Based on the beliefs of Master Cheng Yen, the concept of selfless giving became key to Buddhist practice because acting selflessly is an indication of emptiness and giving corresponds to the idea of interdependent arising. The dedication to helping people allows Tzu Chi members to eliminate their own desires and take all sentient beings as their teachers. This in turn manifests the Three Wheels of Essential Emptiness, which is no giver, no receiver, and even no giving. We are all bringing benefit to one another, either by being the giver or the receiver, and therefore accumulating the awareness of emptiness and impermanence.
Master Cheng Yen established the Jing Si Dharma Lineage, which focuses on “the cultivation of calm contemplation and elimination of desires through diligent dedication to the people.” Dr. Her expanded on these principles saying, “By doing so, one can comprehend the equality of all sentient beings and the connection of all things, and thereby attain Buddha-nature and the wisdom to understand the unity of all the Dharma.” Since the Dharma exists within all sentient beings, releasing the self and “looking closely at the heart of others” in a mindful manner “can be conducive to spiritual awakening.” Therefore, we should take all sentient beings as our teachers, listening to volunteers and those they are helping and being grateful for the opportunity to be able to provide relief.
Dharma Master Cheng Yen takes the Threefold Lotus Sutra as the core teaching for her lineage. Cognitive development begins with the Four Immeasurable of Mind: mercy, compassion, bliss and giving. Next, she emphasizes the Eight Correct Paths of the original Āgamas ideas, the practice of virtues and cultivation of self. Then, following the example of Ksitigarbha Bodhisattva, one is to walk the Bodhisattva Path indicated in the Lotus Sutra, vowing to relieve the suffering of others before achieving enlightenment for oneself. Finally, one is to attain enlightenment through the insight of impermanence, joyfulness, wisdom, and purity of nirvana.
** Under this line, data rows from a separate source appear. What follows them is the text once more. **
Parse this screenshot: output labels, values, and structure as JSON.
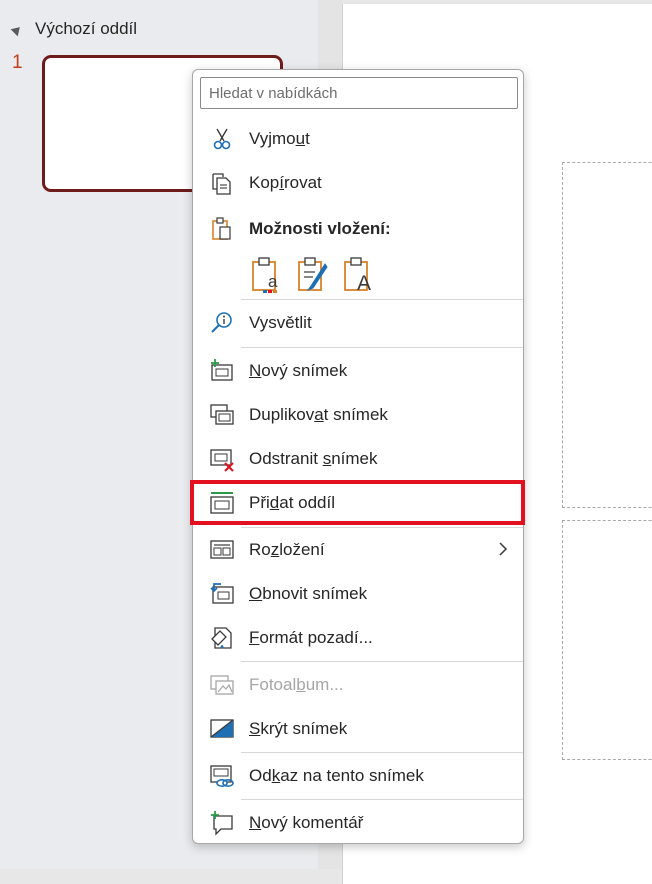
{
  "thumbnail_pane": {
    "section_title": "Výchozí oddíl",
    "slide_number": "1"
  },
  "context_menu": {
    "search_placeholder": "Hledat v nabídkách",
    "items": {
      "cut": {
        "pre": "Vyjmo",
        "key": "u",
        "post": "t"
      },
      "copy": {
        "pre": "Kop",
        "key": "í",
        "post": "rovat"
      },
      "paste_options": {
        "label": "Možnosti vložení:"
      },
      "explain": {
        "label": "Vysvětlit"
      },
      "new_slide": {
        "pre": "",
        "key": "N",
        "post": "ový snímek"
      },
      "duplicate_slide": {
        "pre": "Duplikov",
        "key": "a",
        "post": "t snímek"
      },
      "delete_slide": {
        "pre": "Odstranit ",
        "key": "s",
        "post": "nímek"
      },
      "add_section": {
        "pre": "Při",
        "key": "d",
        "post": "at oddíl"
      },
      "layout": {
        "pre": "Ro",
        "key": "z",
        "post": "ložení"
      },
      "reset_slide": {
        "pre": "",
        "key": "O",
        "post": "bnovit snímek"
      },
      "format_background": {
        "pre": "",
        "key": "F",
        "post": "ormát pozadí..."
      },
      "photo_album": {
        "pre": "Fotoal",
        "key": "b",
        "post": "um..."
      },
      "hide_slide": {
        "pre": "",
        "key": "S",
        "post": "krýt snímek"
      },
      "link_to_slide": {
        "pre": "Od",
        "key": "k",
        "post": "az na tento snímek"
      },
      "new_comment": {
        "pre": "",
        "key": "N",
        "post": "ový komentář"
      }
    },
    "icons": {
      "cut": "scissors-icon",
      "copy": "copy-icon",
      "paste": "clipboard-icon",
      "explain": "lightbulb-search-icon",
      "new_slide": "new-slide-icon",
      "duplicate_slide": "duplicate-slide-icon",
      "delete_slide": "delete-slide-icon",
      "add_section": "add-section-icon",
      "layout": "layout-icon",
      "reset_slide": "reset-slide-icon",
      "format_background": "format-background-icon",
      "photo_album": "photo-album-icon",
      "hide_slide": "hide-slide-icon",
      "link_to_slide": "link-slide-icon",
      "new_comment": "new-comment-icon"
    }
  },
  "colors": {
    "accent_red": "#e3101f",
    "thumbnail_border": "#6e1b1b",
    "slide_number": "#c43e1c",
    "icon_blue": "#1f6fb5",
    "icon_orange": "#d9822b"
  }
}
The Tzu Chi Dharma Path of Buddhism takes the Sutra of Infinite Meanings and the Medicine Buddha Sutra as their foundational texts. The Sutra of Infinite Meanings discusses the “empty inner nature” and “benevolence for all beings,” which is the main basis for this school. On the other hand, the Medicine Buddha Sutra presents an “optimal pure land” that the Tzu Chi school of Buddhism strives to create in the world through physical health, material abundance, and spiritual enlightenment.
Dr. Her concluded his lecture on the Tzu Chi school of Buddhism and the rise of altruistic action in modern Buddhism by explaining when all thoughts are focused on others, this is no thought. This action-focused development in Buddhism allows practitioners to release their ego and concept of self by concentrating on others and embodying the bodhisattva ideal in our lives. Therefore, humanistic Buddhism teaches practitioners to go “through altruism to ultimate enlightenment.”